The financial accounting and reporting requirements with respect to retirement benefit obligations under International Financial Reporting Standards (IFRS) as issued by the International Accounting Standards Board (IASB) have been discussed hereinbelow.

  The assets and liabilities of defined benefit pension plans are required to be recognized at fair value in the Statement of Financial Position and the operating and financing costs of defined benefit pension plans are required to be recognized in the Statement of Profit or Loss as operating costs and interest costs respectively.
  Variations from expected costs, arising from the experience of the plans or changes in actuarial assumptions need to be recognized immediately in the statement of comprehensive income.
  The cost of providing benefits under the defined benefit plans should be determined separately for each of the company's plans as applicable
  using the projected unit credit method,
  which attributes entitlement to benefits to the current period (to determine current service cost) and
  to the current and prior periods (to determine the present value of defined benefit obligation) and is
  based on actuarial valuation.
  The assets of defined benefit plans need to be recognized at fair value in the statement of financial position and the liabilities are required to be recognized at present value using a high-quality corporate bond rate as the discounting input.
  Contributions to defined contribution schemes are recognized in the income statement in the period in which they become payable.
  The company is permitted to recognize a surplus in schemes where an unconditional right to a refund or benefit available in the form of reduced contribution rates exists subjecting the same to an asset ceiling test.

Mitigation of Risks Related to Acquisition - Internal Audit Report

4. We are a firm of chartered accountants providing, inter-alia, internal audit services for corporate clients. As part of risk profiling of one of our clients, we have identified acquisition related risks as a key risk and are strategizing the inputs for risk mitigation.

As an additional input, we seek your views on a suggested framework for mitigating acquisition related risks for inclusion in our internal audit report.

A suggested template of approach to be recommended to the clients with respect to mitigation of acquisition related risks is provided herein below. It may be noted that the risk mitigation approach suggested is based on potential future acquisitions as well as disposals that could cause the client-company/group to incur substantial acquisition related expenses, divert management attention from other business concerns and may not yield anticipated returns apart from compliance risks and accounting risks.

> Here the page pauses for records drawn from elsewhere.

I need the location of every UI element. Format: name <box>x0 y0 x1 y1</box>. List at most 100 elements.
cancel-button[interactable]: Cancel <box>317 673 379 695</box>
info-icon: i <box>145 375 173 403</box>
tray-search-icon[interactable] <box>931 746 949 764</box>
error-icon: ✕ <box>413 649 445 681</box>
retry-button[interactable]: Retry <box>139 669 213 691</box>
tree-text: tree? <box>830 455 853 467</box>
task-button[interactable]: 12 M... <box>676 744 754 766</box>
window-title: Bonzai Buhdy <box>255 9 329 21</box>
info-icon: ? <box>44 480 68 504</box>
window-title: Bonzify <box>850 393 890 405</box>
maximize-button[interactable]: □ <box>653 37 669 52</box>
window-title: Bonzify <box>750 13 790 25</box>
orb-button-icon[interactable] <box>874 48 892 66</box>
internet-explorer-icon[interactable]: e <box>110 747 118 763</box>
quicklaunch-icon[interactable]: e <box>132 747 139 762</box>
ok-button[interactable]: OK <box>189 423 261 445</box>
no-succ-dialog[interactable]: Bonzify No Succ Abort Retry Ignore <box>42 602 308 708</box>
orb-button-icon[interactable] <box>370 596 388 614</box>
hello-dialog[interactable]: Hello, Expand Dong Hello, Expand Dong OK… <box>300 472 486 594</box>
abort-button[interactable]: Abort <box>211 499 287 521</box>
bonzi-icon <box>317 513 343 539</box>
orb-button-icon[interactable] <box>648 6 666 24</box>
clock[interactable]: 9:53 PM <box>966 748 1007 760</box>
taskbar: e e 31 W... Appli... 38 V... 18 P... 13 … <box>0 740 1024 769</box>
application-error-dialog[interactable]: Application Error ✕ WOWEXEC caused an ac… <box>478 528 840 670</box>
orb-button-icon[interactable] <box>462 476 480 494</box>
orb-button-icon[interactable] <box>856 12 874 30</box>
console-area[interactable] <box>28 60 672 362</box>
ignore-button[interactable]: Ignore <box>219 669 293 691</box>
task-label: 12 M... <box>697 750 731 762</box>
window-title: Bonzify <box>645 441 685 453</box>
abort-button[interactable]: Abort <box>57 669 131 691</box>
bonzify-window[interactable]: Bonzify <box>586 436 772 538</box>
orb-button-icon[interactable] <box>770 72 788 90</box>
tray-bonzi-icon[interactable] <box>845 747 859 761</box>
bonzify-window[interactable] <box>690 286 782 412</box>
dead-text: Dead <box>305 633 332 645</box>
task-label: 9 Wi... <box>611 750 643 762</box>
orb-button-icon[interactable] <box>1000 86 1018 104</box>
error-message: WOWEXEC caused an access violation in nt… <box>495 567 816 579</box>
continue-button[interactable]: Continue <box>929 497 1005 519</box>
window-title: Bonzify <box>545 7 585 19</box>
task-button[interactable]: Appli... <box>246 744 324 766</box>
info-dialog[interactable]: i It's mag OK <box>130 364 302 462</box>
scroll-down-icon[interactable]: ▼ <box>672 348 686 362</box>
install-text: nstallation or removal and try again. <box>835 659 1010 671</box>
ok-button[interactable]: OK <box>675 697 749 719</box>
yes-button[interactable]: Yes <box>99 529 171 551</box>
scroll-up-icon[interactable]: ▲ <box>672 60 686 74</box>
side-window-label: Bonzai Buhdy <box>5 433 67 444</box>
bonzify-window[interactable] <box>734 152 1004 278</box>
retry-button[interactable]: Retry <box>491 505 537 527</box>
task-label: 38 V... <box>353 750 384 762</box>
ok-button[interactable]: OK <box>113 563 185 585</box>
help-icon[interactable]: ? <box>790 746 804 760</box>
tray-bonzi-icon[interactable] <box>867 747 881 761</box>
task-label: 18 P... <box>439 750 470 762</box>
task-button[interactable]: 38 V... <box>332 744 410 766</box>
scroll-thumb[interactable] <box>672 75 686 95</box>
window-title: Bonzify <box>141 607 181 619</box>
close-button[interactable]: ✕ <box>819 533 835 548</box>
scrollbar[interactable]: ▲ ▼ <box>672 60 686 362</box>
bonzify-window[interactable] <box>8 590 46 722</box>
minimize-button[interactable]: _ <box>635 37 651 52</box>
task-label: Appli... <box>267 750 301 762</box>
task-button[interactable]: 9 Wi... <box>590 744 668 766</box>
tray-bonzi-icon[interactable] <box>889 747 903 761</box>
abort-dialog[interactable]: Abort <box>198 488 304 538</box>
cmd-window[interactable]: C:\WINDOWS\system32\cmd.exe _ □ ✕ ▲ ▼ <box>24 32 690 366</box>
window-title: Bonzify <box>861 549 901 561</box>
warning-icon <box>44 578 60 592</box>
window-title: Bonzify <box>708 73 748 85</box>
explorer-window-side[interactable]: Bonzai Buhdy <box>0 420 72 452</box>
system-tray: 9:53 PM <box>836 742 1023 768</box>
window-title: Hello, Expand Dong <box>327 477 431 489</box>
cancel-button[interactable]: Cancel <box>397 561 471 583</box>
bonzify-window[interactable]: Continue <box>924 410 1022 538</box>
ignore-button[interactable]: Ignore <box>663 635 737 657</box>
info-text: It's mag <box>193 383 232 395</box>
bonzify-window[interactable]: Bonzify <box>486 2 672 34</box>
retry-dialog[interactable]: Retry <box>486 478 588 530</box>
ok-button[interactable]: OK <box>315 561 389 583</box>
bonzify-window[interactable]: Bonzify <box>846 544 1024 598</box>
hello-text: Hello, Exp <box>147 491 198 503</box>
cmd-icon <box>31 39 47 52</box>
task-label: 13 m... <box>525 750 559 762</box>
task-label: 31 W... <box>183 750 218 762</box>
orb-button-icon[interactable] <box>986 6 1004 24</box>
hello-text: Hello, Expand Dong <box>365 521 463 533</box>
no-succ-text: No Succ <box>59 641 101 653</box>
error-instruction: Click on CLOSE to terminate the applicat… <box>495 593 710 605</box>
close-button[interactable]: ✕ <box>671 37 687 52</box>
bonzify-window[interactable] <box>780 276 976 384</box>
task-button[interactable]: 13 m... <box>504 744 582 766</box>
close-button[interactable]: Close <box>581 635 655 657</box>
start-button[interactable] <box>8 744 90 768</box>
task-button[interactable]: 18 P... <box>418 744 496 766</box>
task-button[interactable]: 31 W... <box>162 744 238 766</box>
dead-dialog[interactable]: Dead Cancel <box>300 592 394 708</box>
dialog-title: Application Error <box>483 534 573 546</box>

  The Company/Group needs to rely on a comprehensive, embedded strategic planning process in order to validate target growth markets and technologies.
  The Company/Group needs to adhere to a robust mergers and acquisition integration process tailored to meet overall business and acquisition objectives and goals.
  The company/Group needs to undertake due diligence using internal M&A specialist team as well as using specialist external and independent consultants.
  The Company/Group needs to have adequate training and staff retention measures for personnel and proactive relationship management with clients.
  The Company/Group needs to obtain warranties and indemnities from vendors where applicable.
  Adequate internal control measures on mergers and acquisition screening, evaluation, consummation and integration needs to be put in place along with board monitoring measures.